Scheel, John
Born: 1808-05-20 Germany
Died: 1864-01-17
Flourished: Saint Clair County, Illinois
John Scheel, public official, studied at a forestry academy in Aschaffenburg, in his native Bavaria, in 1823, then worked as an assistant to his future father-in-law, a master of forests. In 1833 he emigrated to the United States with a group of Germans that included his future wife and her family, as well as Gustave P. Koerner. The party settled together in St. Clair County, Illinois, where Scheel lived in Muscoutah, and later settled in Belleville. He was appointed to one of the civil engineering positions provided for under the 1837 Illinois Internal Improvement Act , and held the position until about 1839, when the act began to be dismantled. Scheel subsequently served as St. Clair County assessor and as county clerk for eight years beginning in 1849. At the time of the 1860 census, he described himself as a trader and owned real estate valued at $15,000 and personal property in the same amount. In politics, Scheel was a Republican, and Abraham Lincoln reportedly visited his house in Belleville during the election campaign of 1856. Though he was absent on a visit to Europe at the time, the voters of St. Clair County elected Scheel to a single term in the Illinois House of Representatives in 1858. In 1860, he represented the county at the Illinois Republican Convention and ran unsuccessfully for the Illinois Senate. Scheel was appointed by Lincoln in a recess appointment as assessor for the twelfth collection district of Illinois in 1862, was confirmed in the appointment in February, 1863, and held the position until his death. Scheel married Elisabeth Engelmann in 1838 and the pair had three children. Elisabeth Engelmann Scheel’s sister was the wife of Gustave P. Koerner. In addition to being related by marriage, John Scheel and Gustave Koerner were longtime friends, with Scheel acting as Koerner’s agent while the latter was U.S. minister to Spain in the 1860s.

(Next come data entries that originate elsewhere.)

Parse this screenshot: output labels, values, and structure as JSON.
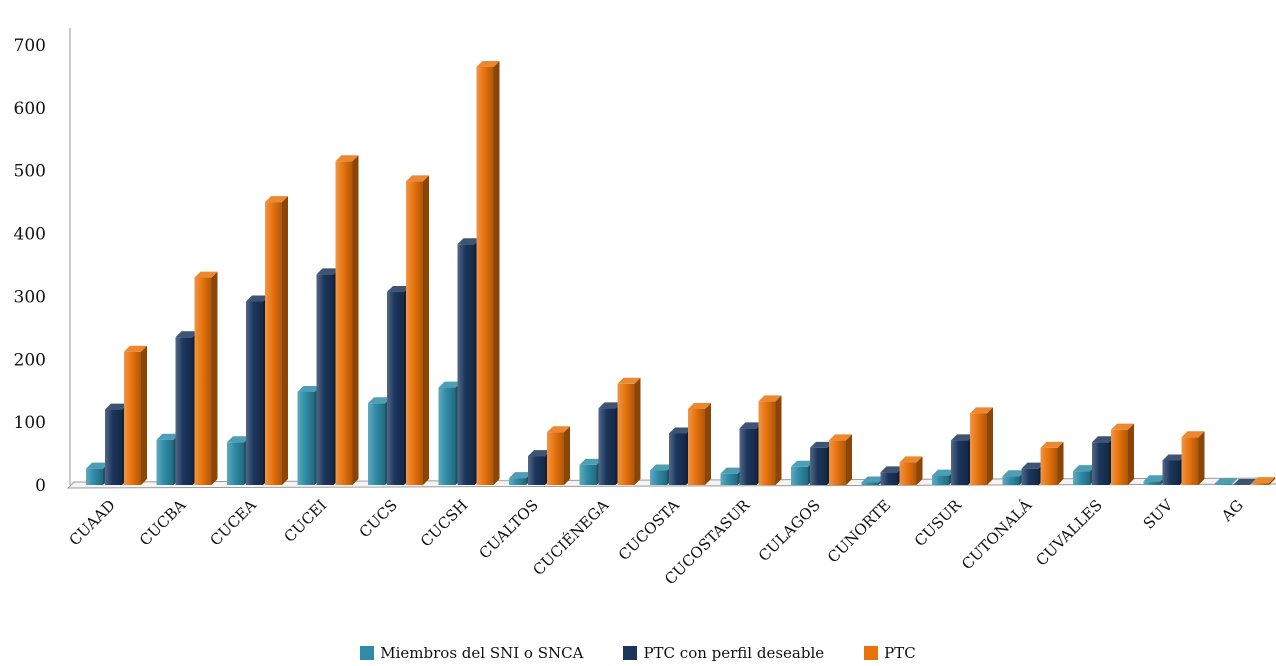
{
  "chart_data": {
    "type": "bar",
    "categories": [
      "CUAAD",
      "CUCBA",
      "CUCEA",
      "CUCEI",
      "CUCS",
      "CUCSH",
      "CUALTOS",
      "CUCIÉNEGA",
      "CUCOSTA",
      "CUCOSTASUR",
      "CULAGOS",
      "CUNORTE",
      "CUSUR",
      "CUTONALÁ",
      "CUVALLES",
      "SUV",
      "AG"
    ],
    "series": [
      {
        "name": "Miembros del SNI o SNCA",
        "color": "#2e8ca8",
        "values": [
          26,
          72,
          68,
          148,
          130,
          155,
          11,
          32,
          23,
          18,
          29,
          4,
          15,
          14,
          22,
          6,
          1
        ]
      },
      {
        "name": "PTC con perfil deseable",
        "color": "#1b365d",
        "values": [
          120,
          235,
          292,
          335,
          307,
          383,
          46,
          122,
          82,
          90,
          59,
          20,
          71,
          26,
          68,
          39,
          0
        ]
      },
      {
        "name": "PTC",
        "color": "#e8730c",
        "values": [
          212,
          330,
          450,
          515,
          483,
          665,
          84,
          161,
          121,
          133,
          71,
          36,
          114,
          59,
          88,
          76,
          3
        ]
      }
    ],
    "ylim": [
      0,
      700
    ],
    "yticks": [
      0,
      100,
      200,
      300,
      400,
      500,
      600,
      700
    ],
    "grid": false,
    "legend_position": "bottom"
  },
  "icons": {
    "legend_swatch": "square"
  }
}
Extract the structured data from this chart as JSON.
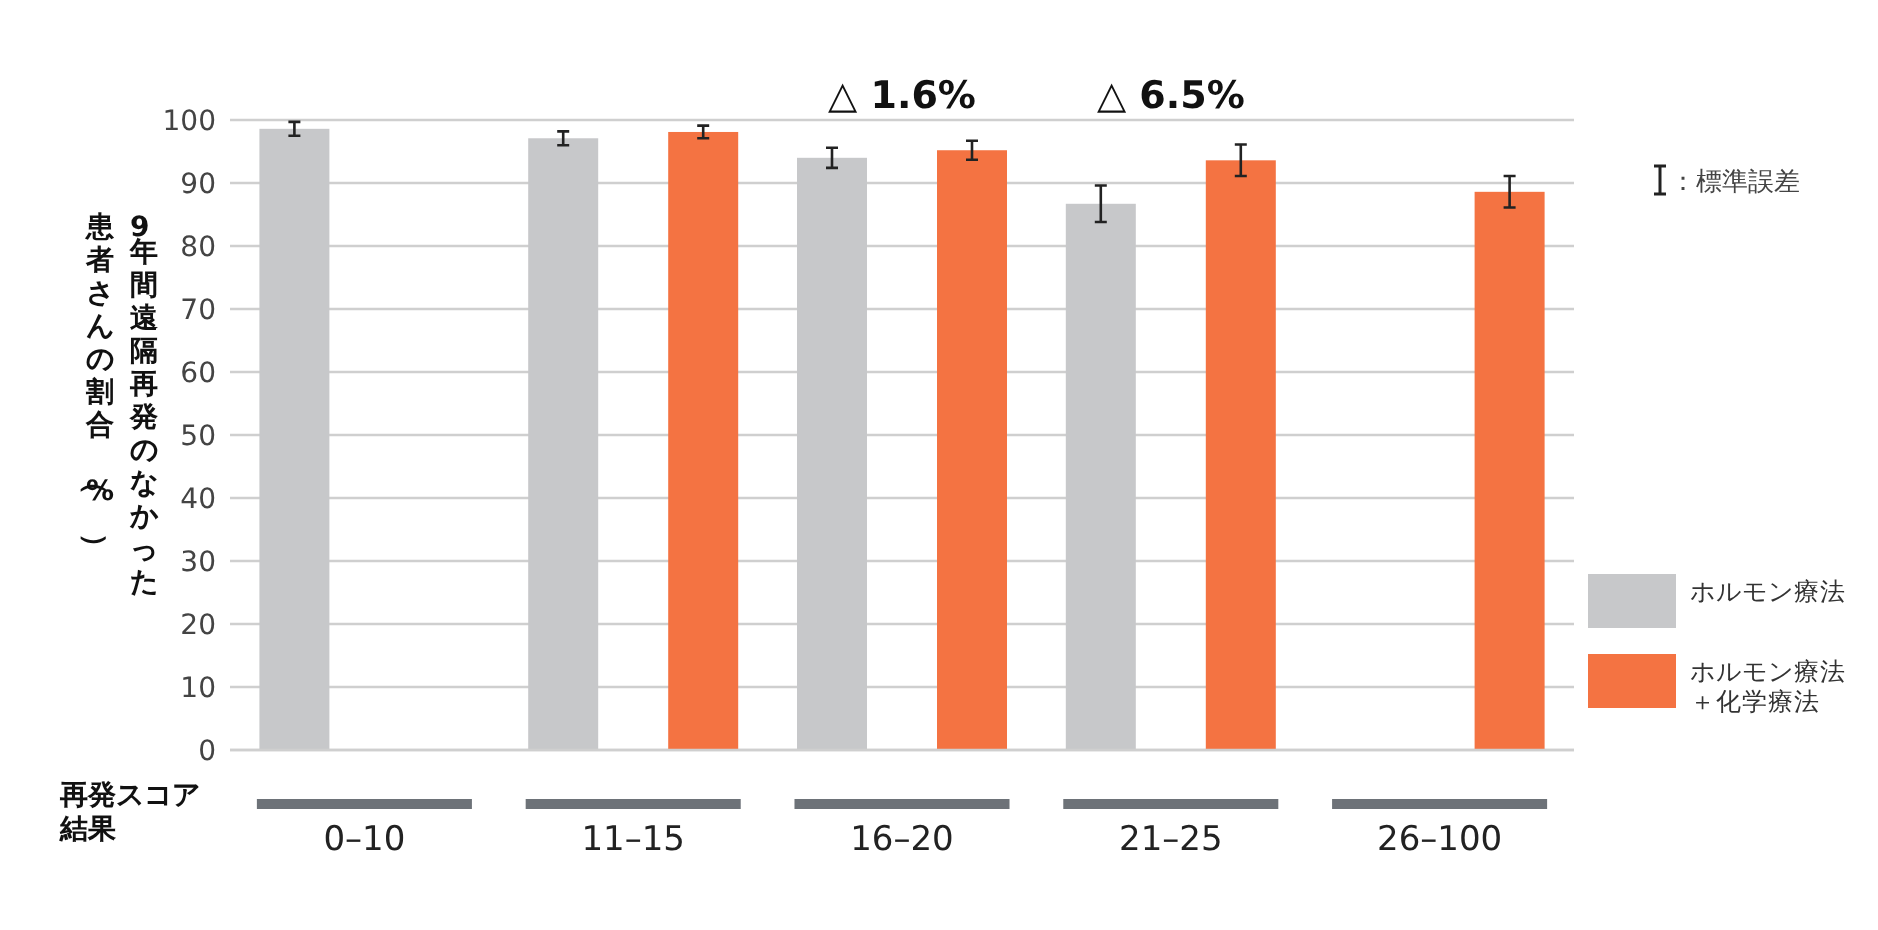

History of St. Clair County, Illinois (Philadelphia: Brink, McDonough, 1881), 202; Gustave P. Koerner, Memoirs of Gustave Koerner 1809-1906, ed. by Thomas J. McCormick (Cedar Rapids, IA: Torch, 1909), 1:265, 296, 324, 419; 2:32, 68-69, 101, 103, 397-98; The Engelmann Family in the United States with Some Historical Background ([Shiloh, IL]: n.p., [1934]); Illinois Statewide Marriage Index, St. Clair County, 18 October 1838, Illinois State Archives, Springfield, IL; U.S. Census Office, Seventh Census of the United States (1850), Belleville, St. Clair County, IL, 443; John Clayton, comp., The Illinois Fact Book and Historical Almanac 1673-1968 (Carbondale: Southern Illinois University Press, 1970), 222; U.S. Census Office, Eighth Census of the United States (1860), St. Clair County, IL, 394; Wayne C. Temple, “Delegates to the Illinois State Republican Nominating Convention in 1860,” Journal of the Illinois State Historical Society 92 (Autumn 1999), 296; Journal of the Executive Proceedings of the Senate of the United States of America (Washington, DC: Government Printing Office, 1887), 13:11, 17, 113; Illinois Daily State Journal (Springfield), 19 January 1864, 2:1; Gravestone, Walnut Hill Cemetery, Belleville, IL.